Plus de courses sont ruinées par une mauvaise gestion de l'allure que par un manque de forme. Apprenez à gérer votre allure sur un 5 km, un semi, un marathon, un Ironman ou un ultra à l'effort, à la fréquence cardiaque, à la puissance ou à la vitesse — et pourquoi ce sont les cinq premiers kilomètres qui décident le plus souvent de tout.

En bref

La façon la plus rapide de ruiner une course que vous avez préparée, c'est de partir trop vite sur les 10 à 15 premiers pour cent. Gérez l'effort, pas les splits — ce qui veut dire en pratique retenir un peu au début, trouver son rythme au milieu, et laisser la course venir à vous à la fin. Visez environ 85–95 % de FTP sur un contre-la-montre de 40 km, 80–90 % de FTP ou de la FC seuil sur un semi, 75–85 % sur un marathon ou un 70.3, et 65–75 % sur le vélo d'un Ironman. Ancrez-vous sur une seule variable de contrôle — allure, FC, puissance ou RPE — pas sur les quatre à la fois. Et n'essayez jamais, jamais une nouvelle stratégie le jour de la course.

Demandez à cent coachs expérimentés ce qui gâche le plus de courses d'athlètes amateurs, et la réponse revient avec une régularité troublante : les cinq premiers kilomètres. Pas la forme. Pas l'alimentation. Pas les chaussures, ni la météo, ni la malchance. L'allure. Les coureurs qui sont partis 15 secondes par kilomètre trop vite. Les triathlètes qui ont poussé 20 watts de trop sur les 30 premières minutes du vélo. Les marathoniens qui passaient à la mi-course 4 minutes en avance sur leur plan et sont arrivés 12 minutes derrière.

Le plus frustrant, c'est que la gestion d'allure n'a rien de mystique. La physiologie est claire, les stratégies sont éprouvées, et la marge d'erreur est calculable. Ce guide est la version pratique et moderne de ce qu'il faut vraiment faire pour gérer l'allure d'une course d'endurance — du 5 km à l'Ironman — et pourquoi les gens qui réussissent leur course ressemblent presque toujours à des coureurs qui partent un peu trop prudemment jusqu'au dernier tiers.
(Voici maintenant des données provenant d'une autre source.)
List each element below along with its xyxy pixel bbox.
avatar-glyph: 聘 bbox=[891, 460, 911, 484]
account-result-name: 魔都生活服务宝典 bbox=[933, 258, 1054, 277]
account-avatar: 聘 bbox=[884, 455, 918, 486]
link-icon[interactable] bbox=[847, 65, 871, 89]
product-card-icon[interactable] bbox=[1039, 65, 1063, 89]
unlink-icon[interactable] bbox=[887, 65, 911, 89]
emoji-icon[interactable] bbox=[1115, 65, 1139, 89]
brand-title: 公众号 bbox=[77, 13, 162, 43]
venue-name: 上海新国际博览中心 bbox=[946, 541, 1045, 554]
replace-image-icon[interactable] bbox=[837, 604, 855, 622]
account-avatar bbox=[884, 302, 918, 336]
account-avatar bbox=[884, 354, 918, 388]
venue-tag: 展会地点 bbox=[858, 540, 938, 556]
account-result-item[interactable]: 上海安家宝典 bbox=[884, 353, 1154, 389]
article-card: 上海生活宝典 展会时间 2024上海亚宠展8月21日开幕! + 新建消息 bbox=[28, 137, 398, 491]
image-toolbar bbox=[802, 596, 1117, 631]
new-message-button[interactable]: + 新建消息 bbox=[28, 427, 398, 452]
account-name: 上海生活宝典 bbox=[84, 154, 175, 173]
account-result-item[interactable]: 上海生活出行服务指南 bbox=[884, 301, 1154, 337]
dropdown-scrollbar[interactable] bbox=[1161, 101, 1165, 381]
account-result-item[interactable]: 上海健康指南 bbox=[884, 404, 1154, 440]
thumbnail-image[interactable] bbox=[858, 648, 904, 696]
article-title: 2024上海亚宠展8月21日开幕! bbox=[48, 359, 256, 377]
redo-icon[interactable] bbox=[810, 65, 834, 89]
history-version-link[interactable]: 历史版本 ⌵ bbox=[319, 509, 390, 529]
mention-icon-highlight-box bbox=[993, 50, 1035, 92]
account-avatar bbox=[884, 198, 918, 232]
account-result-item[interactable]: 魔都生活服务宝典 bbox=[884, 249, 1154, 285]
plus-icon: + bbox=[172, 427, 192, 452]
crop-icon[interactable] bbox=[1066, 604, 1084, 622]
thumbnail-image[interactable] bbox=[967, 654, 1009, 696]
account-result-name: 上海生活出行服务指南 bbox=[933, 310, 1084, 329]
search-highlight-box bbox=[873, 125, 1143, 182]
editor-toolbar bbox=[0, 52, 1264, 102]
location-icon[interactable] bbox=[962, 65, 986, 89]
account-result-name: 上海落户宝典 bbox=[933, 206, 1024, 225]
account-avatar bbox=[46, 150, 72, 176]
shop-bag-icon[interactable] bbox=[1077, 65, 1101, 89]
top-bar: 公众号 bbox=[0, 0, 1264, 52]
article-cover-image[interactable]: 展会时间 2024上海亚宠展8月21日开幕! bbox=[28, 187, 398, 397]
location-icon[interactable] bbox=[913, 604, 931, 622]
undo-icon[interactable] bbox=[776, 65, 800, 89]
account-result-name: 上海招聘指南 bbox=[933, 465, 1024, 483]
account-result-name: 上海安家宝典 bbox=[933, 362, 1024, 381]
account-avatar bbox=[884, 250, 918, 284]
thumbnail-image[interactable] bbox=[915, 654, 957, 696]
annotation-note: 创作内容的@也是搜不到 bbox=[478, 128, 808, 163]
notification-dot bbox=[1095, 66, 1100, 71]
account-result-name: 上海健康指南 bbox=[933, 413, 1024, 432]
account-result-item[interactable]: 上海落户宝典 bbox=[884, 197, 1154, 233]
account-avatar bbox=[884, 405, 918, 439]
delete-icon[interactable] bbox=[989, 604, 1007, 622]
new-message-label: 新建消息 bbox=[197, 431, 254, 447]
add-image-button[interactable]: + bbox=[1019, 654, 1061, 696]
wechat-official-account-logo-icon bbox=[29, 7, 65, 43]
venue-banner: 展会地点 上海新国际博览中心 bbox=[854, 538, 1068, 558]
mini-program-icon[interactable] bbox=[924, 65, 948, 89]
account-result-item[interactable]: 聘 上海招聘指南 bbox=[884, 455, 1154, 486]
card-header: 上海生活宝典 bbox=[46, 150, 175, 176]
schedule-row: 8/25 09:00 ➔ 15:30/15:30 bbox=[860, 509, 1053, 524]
Pourquoi la gestion de l'allure compte-t-elle autant ?

La performance en endurance est contrainte par deux limites dures qui interagissent d'une manière précise. La première, c'est votre capacité à apporter de l'oxygène aux muscles qui travaillent. La seconde, c'est votre stock de glucides — le glycogène des muscles et du foie, plus ce que vous pouvez absorber en course. Pousser la première limite fait produire du lactate plus vite que vous ne pouvez l'éliminer, ce qui accélère la consommation de la seconde. Épuiser la seconde, c'est taper dans le mur : votre cerveau bride la puissance pour se protéger, et le dernier tiers devient une marche de survie.

La gestion d'allure, c'est la manière dont vous rationnez ces deux limites. Une course bien gérée dépense exactement la bonne quantité de chacune des deux ressources sur toute la distance — pas de glycogène gaspillé à l'arrivée, pas d'effondrement gris avant. Une course mal gérée brûle la première ressource (l'effort) dans les premières minutes et épuise la seconde (le carburant) bien trop tôt.
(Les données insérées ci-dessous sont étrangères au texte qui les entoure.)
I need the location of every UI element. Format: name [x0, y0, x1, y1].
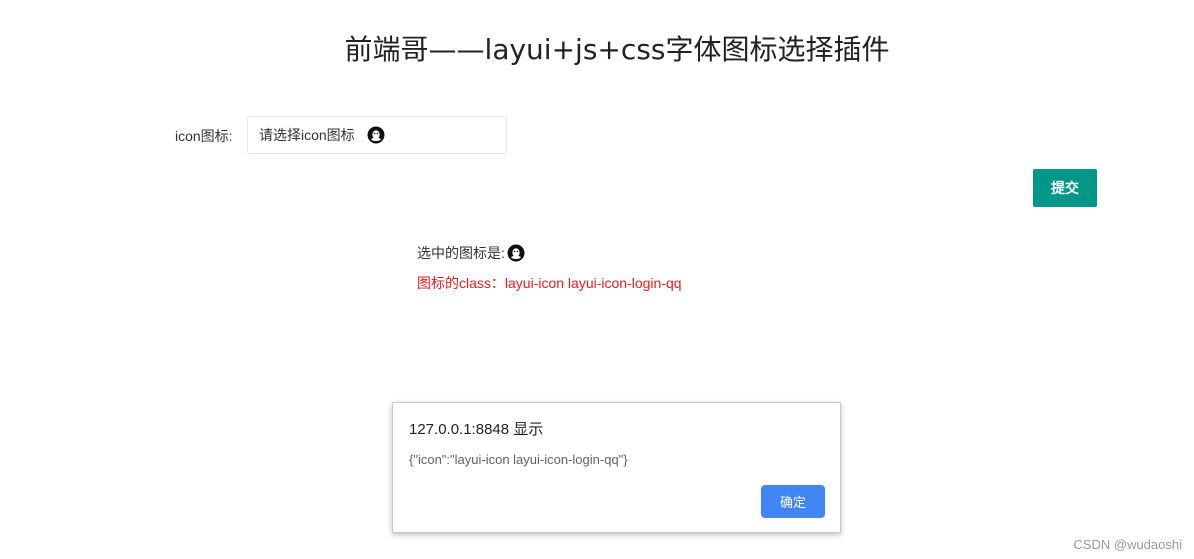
- icon-field-label: icon图标:: [175, 128, 233, 144]
- watermark: CSDN @wudaoshi: [1073, 537, 1182, 552]
- page-title: 前端哥——layui+js+css字体图标选择插件: [344, 33, 890, 66]
- alert-dialog: 127.0.0.1:8848 显示 {"icon":"layui-icon la…: [392, 402, 841, 533]
- alert-ok-button[interactable]: 确定: [761, 485, 825, 518]
- selected-icon-line: 选中的图标是:: [417, 243, 525, 263]
- icon-class-text: 图标的class：layui-icon layui-icon-login-qq: [417, 275, 682, 291]
- icon-picker-placeholder: 请选择icon图标: [259, 127, 355, 143]
- alert-title: 127.0.0.1:8848 显示: [409, 421, 544, 438]
- submit-button[interactable]: 提交: [1033, 169, 1097, 207]
- selected-icon-label: 选中的图标是:: [417, 245, 505, 261]
- alert-message: {"icon":"layui-icon layui-icon-login-qq"…: [409, 452, 628, 467]
- icon-picker-field[interactable]: 请选择icon图标: [247, 116, 507, 154]
- qq-icon: [507, 244, 525, 262]
- qq-icon: [367, 126, 385, 144]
Quelle est la règle de gestion d'allure la plus importante ?

Gérez l'effort, pas les splits. C'est la règle qui porte presque toutes les autres sur son dos. Courir le même split au kilomètre 1 qu'au kilomètre 40 d'un marathon demande un effort complètement différent — le premier kilomètre est fait sans y penser à cette allure, le quarantième est presque impossible. L'effort, c'est ce que votre corps paie vraiment. Les splits, c'est ce que la montre affiche.
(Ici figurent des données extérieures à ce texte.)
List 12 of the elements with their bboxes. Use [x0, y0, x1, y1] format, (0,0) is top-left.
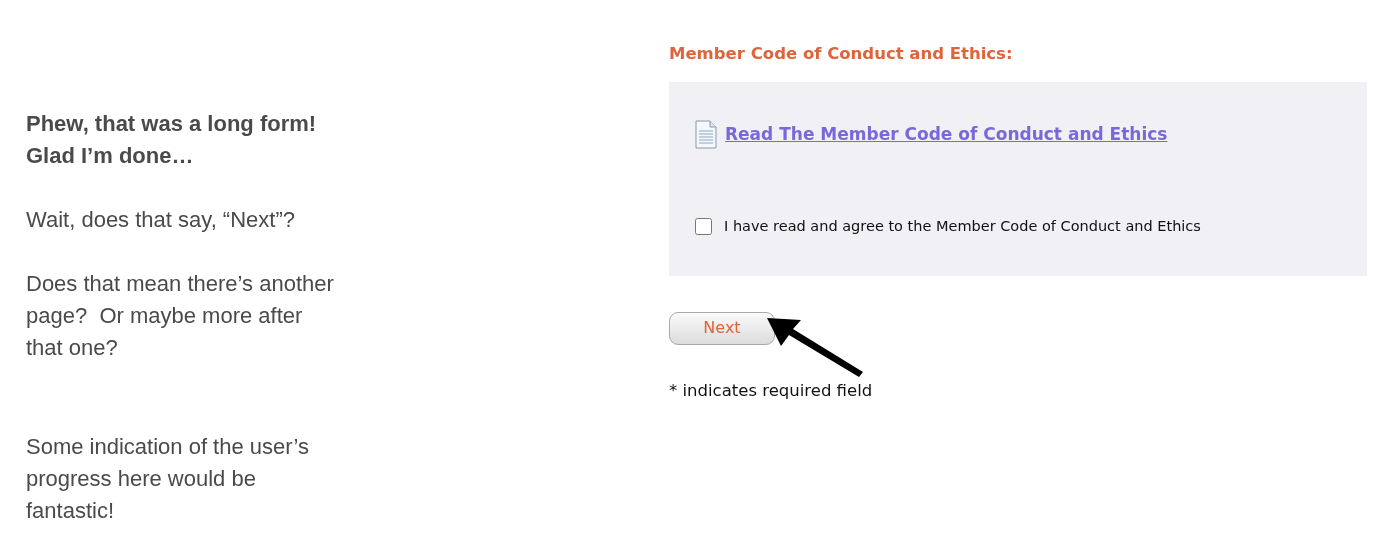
code-of-conduct-link[interactable]: Read The Member Code of Conduct and Ethics	[725, 121, 1168, 147]
arrow-icon	[765, 316, 865, 378]
required-field-note: * indicates required field	[669, 379, 874, 402]
agree-checkbox[interactable]	[695, 218, 712, 236]
note-paragraph: Does that mean there’s another page? Or maybe more after that one?	[26, 270, 335, 362]
document-icon	[695, 119, 717, 149]
section-heading: Member Code of Conduct and Ethics:	[669, 43, 1014, 65]
note-paragraph: Phew, that was a long form! Glad I’m done…	[26, 110, 318, 170]
note-paragraph: Some indication of the user’s progress here would be fantastic!	[26, 433, 310, 525]
checkbox-label: I have read and agree to the Member Code of Conduct and Ethics	[724, 216, 1201, 236]
note-paragraph: Wait, does that say, “Next”?	[26, 206, 296, 234]
next-button[interactable]: Next	[669, 311, 775, 345]
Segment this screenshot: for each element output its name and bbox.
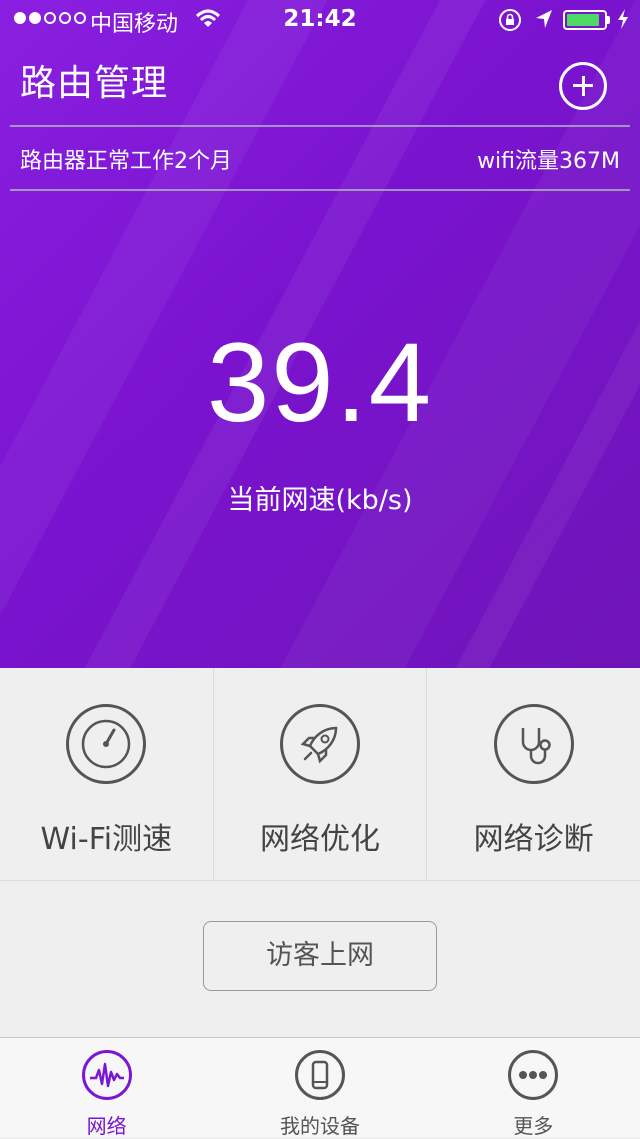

En pratique, gérer l'effort veut presque toujours dire partir un peu plus lentement que la moyenne cible, laisser l'effort monter en douceur à mesure que la fatigue s'accumule, et arriver au dernier kilomètre avec encore quelque chose dans le réservoir. C'est l'inverse de ce que l'adrénaline va vous dicter sur la ligne de départ. Faites confiance au plan.

Que veut vraiment dire un « negative split » ?

Un negative split, c'est courir la seconde moitié de la course plus vite que la première. C'est la façon la plus rare et la plus fiable de produire un record personnel sur presque toutes les distances d'endurance. La logique est simple : si vous courez la première moitié 30 secondes plus lentement que votre moyenne cible et la seconde moitié 30 secondes plus vite, votre temps total est le même — mais la répartition du coût physiologique est bien plus soutenable et la probabilité d'une explosion de fin de course chute nettement.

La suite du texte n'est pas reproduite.